ASAIO J. 1993 Jan-Mar;39(1):29-38.
Performance of temporary parallel left ventricular assistance was investigated and the theoretic conditions leading to optimal behavior of the mechanical system were explored. Computer models of nonpulsatile and pulsatile left ventricular assist devices (LVADs) were incorporated into a previously reported closed-loop simulation of the canine cardiovascular system. Assuming the assisted heart was capable of recovery, LVAD performance was assessed based on both myocardial oxygen balance and cardiac output. With a synchronous LVAD, and operating in a counterpulsation mode, these variables were sensitive to the phasing of pump ejection. Maximum reduction in cardiac oxygen consumption, maximum increase in oxygen availability, and maximum increase in cardiac output with the atrio-aortic device were obtained when pump ejection immediately followed aortic valve closure. These variables were directly proportional to the magnitude of bypass volume.
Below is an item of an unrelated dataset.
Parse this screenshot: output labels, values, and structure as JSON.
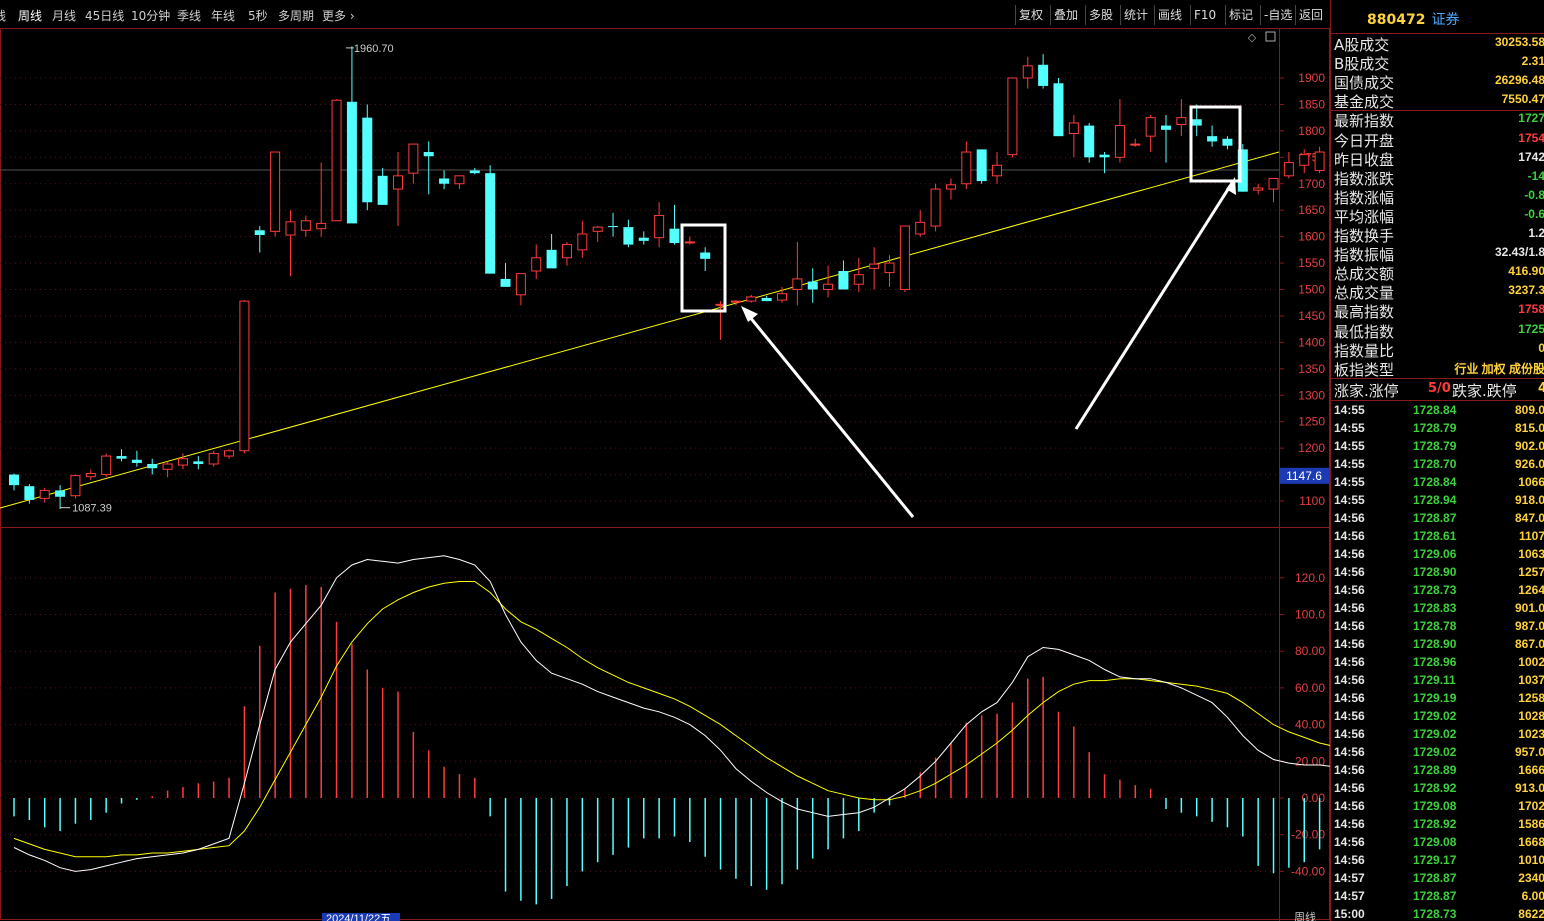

The pulsatile asynchronous and nonpulsatile LVAD models affected oxygen balance in a similar manner, but neither performed so well as the synchronous model when equal bypass volumes were used. Ventricular uptake of blood provided a further 27% decrease in oxygen consumption and further 78% increase in oxygen availability than atrial uptake. In summary, the model predicted that the pulsatile synchronous LVAD, filling from the ventricle during heart systole and ejecting into either the ascending or descending aorta just after ventricular systole, would be most beneficial to both myocardial oxygen balance and cardiac output.
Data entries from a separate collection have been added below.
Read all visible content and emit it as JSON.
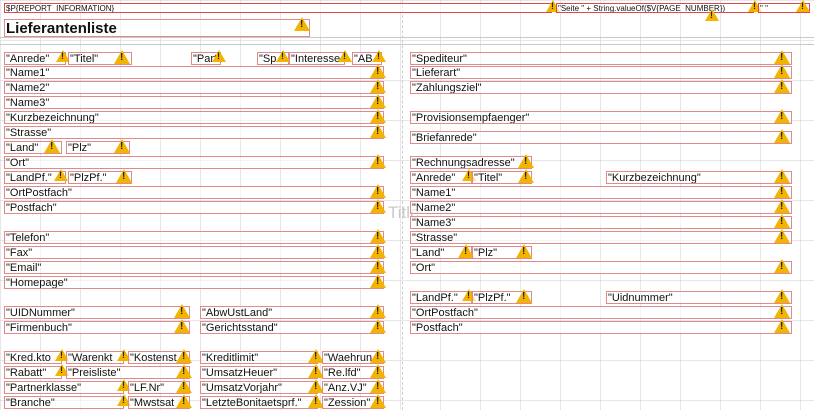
{
  "header": {
    "report_information": "$P{REPORT_INFORMATION}",
    "page_number_expr": "\"Seite \" + String.valueOf($V{PAGE_NUMBER})",
    "page_count_expr": "\" \""
  },
  "title": "Lieferantenliste",
  "watermark": "Title",
  "left_fields": {
    "anrede": "\"Anrede\"",
    "titel": "\"Titel\"",
    "partnera": "\"Partnera",
    "sp": "\"Sp",
    "interesse": "\"Interesse",
    "ab": "\"AB",
    "name1": "\"Name1\"",
    "name2": "\"Name2\"",
    "name3": "\"Name3\"",
    "kurzbezeichnung": "\"Kurzbezeichnung\"",
    "strasse": "\"Strasse\"",
    "land": "\"Land\"",
    "plz": "\"Plz\"",
    "ort": "\"Ort\"",
    "landpf": "\"LandPf.\"",
    "plzpf": "\"PlzPf.\"",
    "ortpostfach": "\"OrtPostfach\"",
    "postfach": "\"Postfach\"",
    "telefon": "\"Telefon\"",
    "fax": "\"Fax\"",
    "email": "\"Email\"",
    "homepage": "\"Homepage\""
  },
  "right_fields": {
    "spediteur": "\"Spediteur\"",
    "lieferart": "\"Lieferart\"",
    "zahlungsziel": "\"Zahlungsziel\"",
    "provisionsempfaenger": "\"Provisionsempfaenger\"",
    "briefanrede": "\"Briefanrede\"",
    "rechnungsadresse": "\"Rechnungsadresse\"",
    "anrede": "\"Anrede\"",
    "titel": "\"Titel\"",
    "kurzbezeichnung": "\"Kurzbezeichnung\"",
    "name1": "\"Name1\"",
    "name2": "\"Name2\"",
    "name3": "\"Name3\"",
    "strasse": "\"Strasse\"",
    "land": "\"Land\"",
    "plz": "\"Plz\"",
    "ort": "\"Ort\"",
    "landpf": "\"LandPf.\"",
    "plzpf": "\"PlzPf.\"",
    "uidnummer": "\"Uidnummer\"",
    "ortpostfach": "\"OrtPostfach\"",
    "postfach": "\"Postfach\""
  },
  "lower_fields": {
    "uidnummer": "\"UIDNummer\"",
    "abwustland": "\"AbwUstLand\"",
    "firmenbuch": "\"Firmenbuch\"",
    "gerichtsstand": "\"Gerichtsstand\"",
    "kredkto": "\"Kred.kto",
    "warenkt": "\"Warenkt",
    "kostenst": "\"Kostenst",
    "kreditlimit": "\"Kreditlimit\"",
    "waehrung": "\"Waehrun",
    "rabatt": "\"Rabatt\"",
    "preisliste": "\"Preisliste\"",
    "umsatzheuer": "\"UmsatzHeuer\"",
    "relfd": "\"Re.lfd\"",
    "partnerklasse": "\"Partnerklasse\"",
    "lfnr": "\"LF.Nr\"",
    "umsatzvorjahr": "\"UmsatzVorjahr\"",
    "anzvj": "\"Anz.VJ\"",
    "branche": "\"Branche\"",
    "mwstsat": "\"Mwstsat",
    "letztebonitaetsprf": "\"LetzteBonitaetsprf.\"",
    "zession": "\"Zession\""
  }
}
研究了临时并行左心室辅助的性能,并探索了导致机械系统达到最佳性能的理论条件。将非搏动性和搏动性左心室辅助装置(LVAD)的计算机模型纳入先前报道的犬心血管系统闭环模拟中。假设辅助心脏能够恢复,基于心肌氧平衡和心输出量评估LVAD的性能。对于同步LVAD,在反搏模式下运行时,这些变量对泵喷射的相位敏感。当泵喷射紧跟主动脉瓣关闭之后时,使用心房 - 主动脉装置可使心脏氧消耗最大程度降低、氧供应最大程度增加以及心输出量最大程度增加。这些变量与旁路容积大小成正比。搏动性异步和非搏动性LVAD模型以类似方式影响氧平衡,但当使用相等旁路容积时,两者的表现均不如同步模型。与心房摄取相比,心室摄取血液可使氧消耗进一步降低27%,氧供应进一步增加78%。总之,该模型预测,搏动性同步LVAD在心脏收缩期从心室充盈,并在心室收缩后立即喷射到升主动脉或降主动脉中,对心肌氧平衡和心输出量最为有益。